Whether it’s sleepiness caused by an ongoing meeting or having to work overtime to meet a deadline, there are always times in life when we need to stay awake, no matter how tired we are.

It’s worth noting that if you’re consistently sleep deprived, it can have many negative effects on your body.

However, in those special situations where you need to overcome sleepiness and keep yourself awake, there are a few tips you can employ in addition to having another cup of coffee.

Keeping cool can help to stay awake as one’s body has to work harder to stay warm. When we are in a centrally heated room we can feel a little drowsy, so to stay awake open a window or wear thinner clothing.
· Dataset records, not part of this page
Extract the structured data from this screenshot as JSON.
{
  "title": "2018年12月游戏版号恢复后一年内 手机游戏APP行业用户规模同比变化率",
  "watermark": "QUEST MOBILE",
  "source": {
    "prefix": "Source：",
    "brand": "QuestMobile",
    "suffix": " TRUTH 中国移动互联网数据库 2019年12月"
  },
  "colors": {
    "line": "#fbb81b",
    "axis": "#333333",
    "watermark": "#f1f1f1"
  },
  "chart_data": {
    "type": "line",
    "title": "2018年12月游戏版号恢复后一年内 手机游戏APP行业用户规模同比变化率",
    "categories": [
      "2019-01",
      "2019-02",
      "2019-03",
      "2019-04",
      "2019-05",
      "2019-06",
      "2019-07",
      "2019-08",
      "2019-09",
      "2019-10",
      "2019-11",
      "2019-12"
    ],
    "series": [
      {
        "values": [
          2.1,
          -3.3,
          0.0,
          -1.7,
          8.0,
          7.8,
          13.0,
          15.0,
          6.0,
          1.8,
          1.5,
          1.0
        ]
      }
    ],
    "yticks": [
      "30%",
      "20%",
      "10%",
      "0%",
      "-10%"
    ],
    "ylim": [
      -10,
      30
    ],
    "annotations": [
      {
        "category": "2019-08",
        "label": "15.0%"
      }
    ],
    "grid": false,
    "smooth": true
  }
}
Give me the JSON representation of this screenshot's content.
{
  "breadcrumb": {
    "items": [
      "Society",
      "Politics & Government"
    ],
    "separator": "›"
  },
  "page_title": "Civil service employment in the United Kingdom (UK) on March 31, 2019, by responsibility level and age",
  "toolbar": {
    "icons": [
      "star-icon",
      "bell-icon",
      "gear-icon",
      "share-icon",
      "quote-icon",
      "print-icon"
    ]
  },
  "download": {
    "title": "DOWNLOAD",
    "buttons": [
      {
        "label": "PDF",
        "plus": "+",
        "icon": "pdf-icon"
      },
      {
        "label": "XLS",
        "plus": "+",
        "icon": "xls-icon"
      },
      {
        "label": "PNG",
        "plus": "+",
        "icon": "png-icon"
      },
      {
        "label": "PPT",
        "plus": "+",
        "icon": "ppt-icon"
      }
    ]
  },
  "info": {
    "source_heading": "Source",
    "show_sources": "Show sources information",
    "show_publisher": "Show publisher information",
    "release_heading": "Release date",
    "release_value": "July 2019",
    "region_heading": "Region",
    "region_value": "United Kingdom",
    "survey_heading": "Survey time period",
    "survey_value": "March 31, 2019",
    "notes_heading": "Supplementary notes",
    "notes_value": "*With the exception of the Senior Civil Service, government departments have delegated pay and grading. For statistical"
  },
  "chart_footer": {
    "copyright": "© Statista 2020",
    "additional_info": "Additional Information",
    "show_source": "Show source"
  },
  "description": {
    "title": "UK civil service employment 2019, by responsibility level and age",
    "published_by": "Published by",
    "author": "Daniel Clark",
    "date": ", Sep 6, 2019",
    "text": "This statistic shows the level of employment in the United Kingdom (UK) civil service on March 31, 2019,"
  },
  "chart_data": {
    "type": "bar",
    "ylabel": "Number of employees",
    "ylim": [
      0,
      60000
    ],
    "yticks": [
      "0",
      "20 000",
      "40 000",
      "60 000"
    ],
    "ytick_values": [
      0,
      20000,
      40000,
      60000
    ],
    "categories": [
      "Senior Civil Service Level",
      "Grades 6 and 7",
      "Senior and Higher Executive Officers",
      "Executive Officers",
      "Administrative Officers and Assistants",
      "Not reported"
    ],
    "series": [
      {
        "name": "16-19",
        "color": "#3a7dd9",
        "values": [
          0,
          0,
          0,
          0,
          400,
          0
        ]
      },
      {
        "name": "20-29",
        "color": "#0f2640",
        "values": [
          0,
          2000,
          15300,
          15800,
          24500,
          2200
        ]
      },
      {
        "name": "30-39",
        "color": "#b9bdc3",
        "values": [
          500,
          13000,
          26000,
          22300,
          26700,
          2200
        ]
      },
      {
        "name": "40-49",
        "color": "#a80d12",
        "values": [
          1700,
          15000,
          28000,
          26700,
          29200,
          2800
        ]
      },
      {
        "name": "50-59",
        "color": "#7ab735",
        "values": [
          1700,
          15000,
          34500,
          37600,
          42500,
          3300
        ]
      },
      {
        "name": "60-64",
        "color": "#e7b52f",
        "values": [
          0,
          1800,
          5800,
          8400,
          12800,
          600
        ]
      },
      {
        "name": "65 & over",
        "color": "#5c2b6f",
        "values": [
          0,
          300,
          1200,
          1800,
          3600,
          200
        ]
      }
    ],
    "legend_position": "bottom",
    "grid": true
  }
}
It may seem counter-intuitive when you’re already feeling low on energy, but staying active can keep you awake.

Exercise and physical activity helps to combat sleepiness as the body releases endorphins and boosts brain activity to keep some people awake, sitting at a desk can make us feel more tired so if you find yourself feeling sleepy, get up and go for a quick walk.
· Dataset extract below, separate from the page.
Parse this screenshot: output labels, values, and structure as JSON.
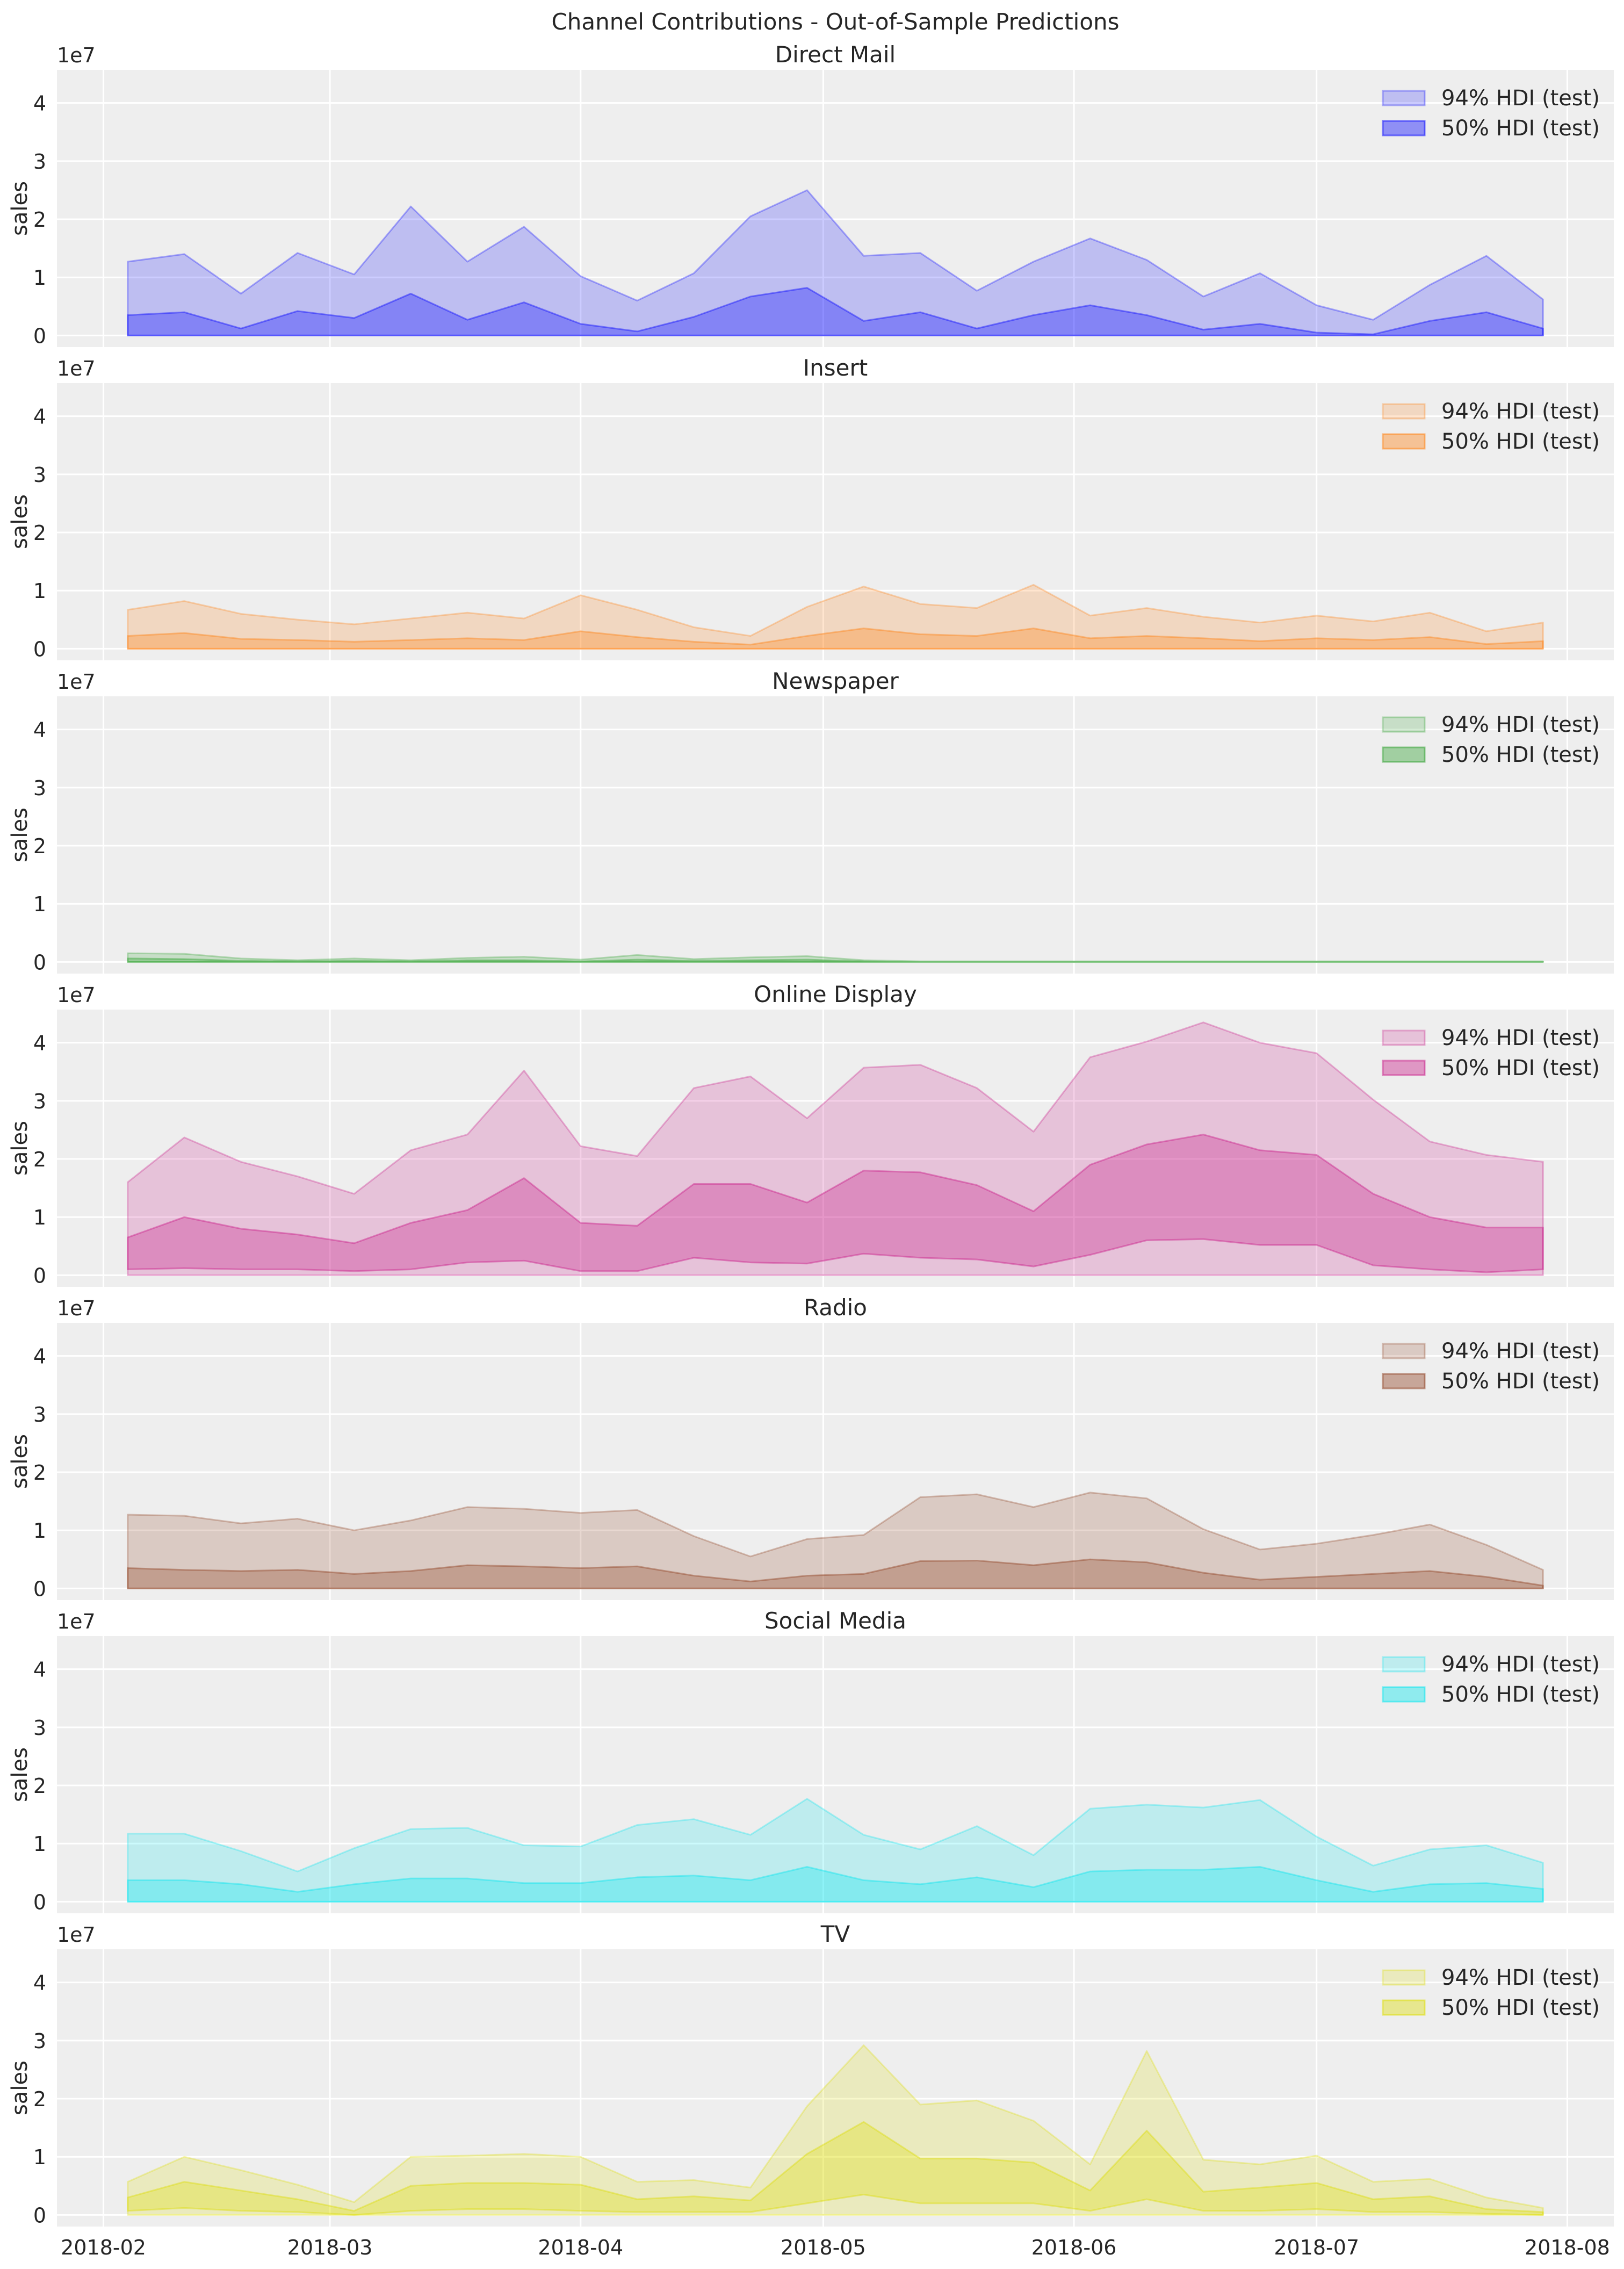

One of the best ways to stay awake, even when feeling tired, is to take a nap. Finders can find a quiet, comfortable place, set their alarm for 30 minutes, and go to bed. Immediately after your alarm goes off, get up and do some light stretching. You’ll feel rested and refreshed, and your memory and mood will improve as you get back to work.

Of course, there is a simpler way to help refresh your mind by getting out in the fresh air. Fresh air coupled with the light outside is an excellent tonic to help us feel more alert, as the circadian rhythm of our biological clock is dependent on natural conditions.
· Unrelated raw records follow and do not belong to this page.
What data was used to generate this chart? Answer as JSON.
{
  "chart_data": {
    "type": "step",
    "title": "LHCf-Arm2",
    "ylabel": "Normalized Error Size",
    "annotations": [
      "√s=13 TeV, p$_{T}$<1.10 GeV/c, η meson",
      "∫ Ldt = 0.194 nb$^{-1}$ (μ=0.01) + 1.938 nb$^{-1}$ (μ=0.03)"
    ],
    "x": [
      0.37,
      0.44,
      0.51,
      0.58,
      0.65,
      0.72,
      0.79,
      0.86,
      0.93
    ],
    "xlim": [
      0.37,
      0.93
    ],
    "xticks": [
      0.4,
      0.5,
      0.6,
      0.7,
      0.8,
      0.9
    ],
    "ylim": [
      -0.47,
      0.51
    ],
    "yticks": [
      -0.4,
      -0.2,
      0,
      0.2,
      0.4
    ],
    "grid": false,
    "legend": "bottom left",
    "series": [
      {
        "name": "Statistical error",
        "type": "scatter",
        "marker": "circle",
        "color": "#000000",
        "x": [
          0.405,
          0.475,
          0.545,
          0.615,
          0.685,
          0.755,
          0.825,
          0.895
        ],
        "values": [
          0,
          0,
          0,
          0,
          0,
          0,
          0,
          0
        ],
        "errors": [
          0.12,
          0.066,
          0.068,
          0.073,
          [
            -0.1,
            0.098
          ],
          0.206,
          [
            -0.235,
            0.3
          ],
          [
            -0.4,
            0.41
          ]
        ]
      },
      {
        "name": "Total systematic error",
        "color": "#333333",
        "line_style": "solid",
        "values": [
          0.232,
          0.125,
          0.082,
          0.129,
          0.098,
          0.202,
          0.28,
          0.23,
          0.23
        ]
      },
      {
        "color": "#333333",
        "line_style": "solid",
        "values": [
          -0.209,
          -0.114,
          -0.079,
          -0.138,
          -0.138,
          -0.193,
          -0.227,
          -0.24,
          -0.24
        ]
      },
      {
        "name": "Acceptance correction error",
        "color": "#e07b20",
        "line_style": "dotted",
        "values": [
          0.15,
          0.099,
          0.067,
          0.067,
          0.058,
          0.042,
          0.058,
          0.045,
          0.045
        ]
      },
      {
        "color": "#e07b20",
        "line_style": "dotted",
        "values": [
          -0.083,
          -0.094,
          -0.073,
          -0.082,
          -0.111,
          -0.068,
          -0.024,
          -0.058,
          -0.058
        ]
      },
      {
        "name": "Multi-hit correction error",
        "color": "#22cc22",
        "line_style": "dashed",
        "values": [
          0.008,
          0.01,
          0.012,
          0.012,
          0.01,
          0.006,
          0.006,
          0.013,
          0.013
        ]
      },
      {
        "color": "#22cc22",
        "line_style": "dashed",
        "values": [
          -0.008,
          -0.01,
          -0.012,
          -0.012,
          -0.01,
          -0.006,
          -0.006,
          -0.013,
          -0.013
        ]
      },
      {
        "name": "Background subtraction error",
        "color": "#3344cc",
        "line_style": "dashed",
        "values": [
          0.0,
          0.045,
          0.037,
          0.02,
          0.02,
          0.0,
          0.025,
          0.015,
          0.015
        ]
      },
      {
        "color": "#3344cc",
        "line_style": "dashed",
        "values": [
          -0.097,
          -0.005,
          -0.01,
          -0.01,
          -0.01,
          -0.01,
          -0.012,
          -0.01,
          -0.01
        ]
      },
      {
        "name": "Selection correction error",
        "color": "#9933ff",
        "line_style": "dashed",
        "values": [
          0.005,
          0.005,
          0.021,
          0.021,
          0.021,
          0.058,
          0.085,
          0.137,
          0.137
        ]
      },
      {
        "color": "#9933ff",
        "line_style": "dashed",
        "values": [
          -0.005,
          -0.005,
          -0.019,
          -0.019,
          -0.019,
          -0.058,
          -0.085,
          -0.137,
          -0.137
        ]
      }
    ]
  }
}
We can also choose nutrient-dense foods, which is especially important on days when we feel tired. Instead of opting for ultra-processed snacks, we can optimise our energy levels by choosing nutrient-dense whole plant foods.

Choose fresh fruit with some nuts or peanut butter to create a fibre-rich snack that will keep you feeling fuller for longer, or opt for raw vegetables with hummus, other plant protein-rich foods that will satisfy the appetite without causing a spike in blood sugar that can lead to an afternoon ‘crash’, including mozzarella beans with chilli flakes, chia seeds pudding with soya milk and berries or roasted spiced chickpeas.